Teringat jaman dulu, ketika mengemis ilmu kepada para guru tercinta.
“Punya uang, cung?,” tanya Mbah Maimoen.
Ditanya beliau seperti ini, saya pun berfikir “guru itu seperti orang tua. Orang tua itu merasa susah kalau anaknya sedang susah. Ini dengan pikiran agar beliau tidak susah karena memikirkan saya.
Akhirnya saya juga jawab dengan senyum bahagia:
“Nggadah (punya) Mbah, banyak”.
Dan alhamdulillah, waktu itu juga pas pegang uang untuk bekal naxi dan ngaji waktu dimakkah.
Setelah saya jawab demikian, beliau dawuh dengan suara yang penuh semangat sugeh…. sugeh… sugeh (kaya) … ”
Kadang ketika kita sowan, kita haturkan semua keluh kesah kehidupan kepada beliau.
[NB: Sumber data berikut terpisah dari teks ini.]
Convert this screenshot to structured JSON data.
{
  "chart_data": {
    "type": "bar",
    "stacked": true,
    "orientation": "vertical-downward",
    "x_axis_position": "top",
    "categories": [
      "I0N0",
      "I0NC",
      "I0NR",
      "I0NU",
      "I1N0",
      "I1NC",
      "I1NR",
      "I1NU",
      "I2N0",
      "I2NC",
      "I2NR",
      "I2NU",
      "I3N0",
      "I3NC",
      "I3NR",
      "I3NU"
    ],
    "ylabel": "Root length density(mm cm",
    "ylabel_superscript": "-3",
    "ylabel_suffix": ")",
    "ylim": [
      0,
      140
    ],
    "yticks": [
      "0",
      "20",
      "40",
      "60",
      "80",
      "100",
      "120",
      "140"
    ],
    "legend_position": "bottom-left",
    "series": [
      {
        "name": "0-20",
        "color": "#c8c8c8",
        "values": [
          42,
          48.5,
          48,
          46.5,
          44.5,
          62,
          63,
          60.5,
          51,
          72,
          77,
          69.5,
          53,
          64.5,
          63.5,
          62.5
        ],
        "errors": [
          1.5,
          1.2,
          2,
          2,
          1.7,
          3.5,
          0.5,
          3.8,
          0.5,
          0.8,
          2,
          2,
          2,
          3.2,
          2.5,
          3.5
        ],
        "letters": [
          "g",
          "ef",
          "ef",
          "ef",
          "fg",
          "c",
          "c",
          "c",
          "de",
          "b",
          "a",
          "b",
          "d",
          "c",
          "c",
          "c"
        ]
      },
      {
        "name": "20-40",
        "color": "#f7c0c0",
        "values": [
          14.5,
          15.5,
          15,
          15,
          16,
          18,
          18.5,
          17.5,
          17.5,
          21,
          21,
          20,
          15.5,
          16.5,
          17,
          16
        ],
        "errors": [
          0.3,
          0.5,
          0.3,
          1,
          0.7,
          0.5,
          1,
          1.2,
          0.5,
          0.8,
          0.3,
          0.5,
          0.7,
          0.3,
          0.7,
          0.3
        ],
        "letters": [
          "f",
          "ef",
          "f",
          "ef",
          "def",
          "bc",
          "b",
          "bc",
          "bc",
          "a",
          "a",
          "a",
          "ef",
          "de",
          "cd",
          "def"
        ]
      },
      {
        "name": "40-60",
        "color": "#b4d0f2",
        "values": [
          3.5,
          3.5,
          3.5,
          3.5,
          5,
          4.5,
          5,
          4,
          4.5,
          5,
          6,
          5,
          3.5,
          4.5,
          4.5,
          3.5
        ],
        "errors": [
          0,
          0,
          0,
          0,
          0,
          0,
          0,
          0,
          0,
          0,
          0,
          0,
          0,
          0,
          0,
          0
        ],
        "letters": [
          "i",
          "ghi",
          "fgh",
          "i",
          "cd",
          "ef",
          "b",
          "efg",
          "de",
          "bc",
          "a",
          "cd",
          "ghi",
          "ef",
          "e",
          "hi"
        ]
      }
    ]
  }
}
Jika yang sowan beliau 1000 orang, betapa berat perasaan beliau memikirkan kesedihan mereka sedangkan yang sowan kepada beliau bukan hanya 1000 orang. Untung saja, hati beliau sangat lembut, tidak tegaan kepada orang.
Tapi di sisi lain tidak bisa disalahkan juga, kita semua juga butuh berkah doa dari wali-wali Allah.
Sebagian ada yang sering sekali sowan karena senang, tenang dan damai melihat beliau.
Terkadang ada yang belum berani sowan karena merasa diri ini masih terlalu kotor untuk bersalaman dengan kekasih Allah semulia beliau. Terkadang karena takut kekurangan dan noda-noda dihati tampak dalam ilmu kasyf beliau. Ada yang sengaja sowan karena ingin dikasyf berharap mendapat petunjuk dari beliau
Rahimallahu Syaikhona… Mbah Moen…
Kami selalu merindukan njenengan…
Sering kali kami tidak kuat menahan sesak di dada ketika mendengarkan qosidah “Man ana, man ana…
Man ana laulakum “…
Dan faktanya Kami bukan apa-apa tanpa bimbingan para guru dan Penjenengan.
Penulis: Abdul Rochim Baslan Assidarjawie.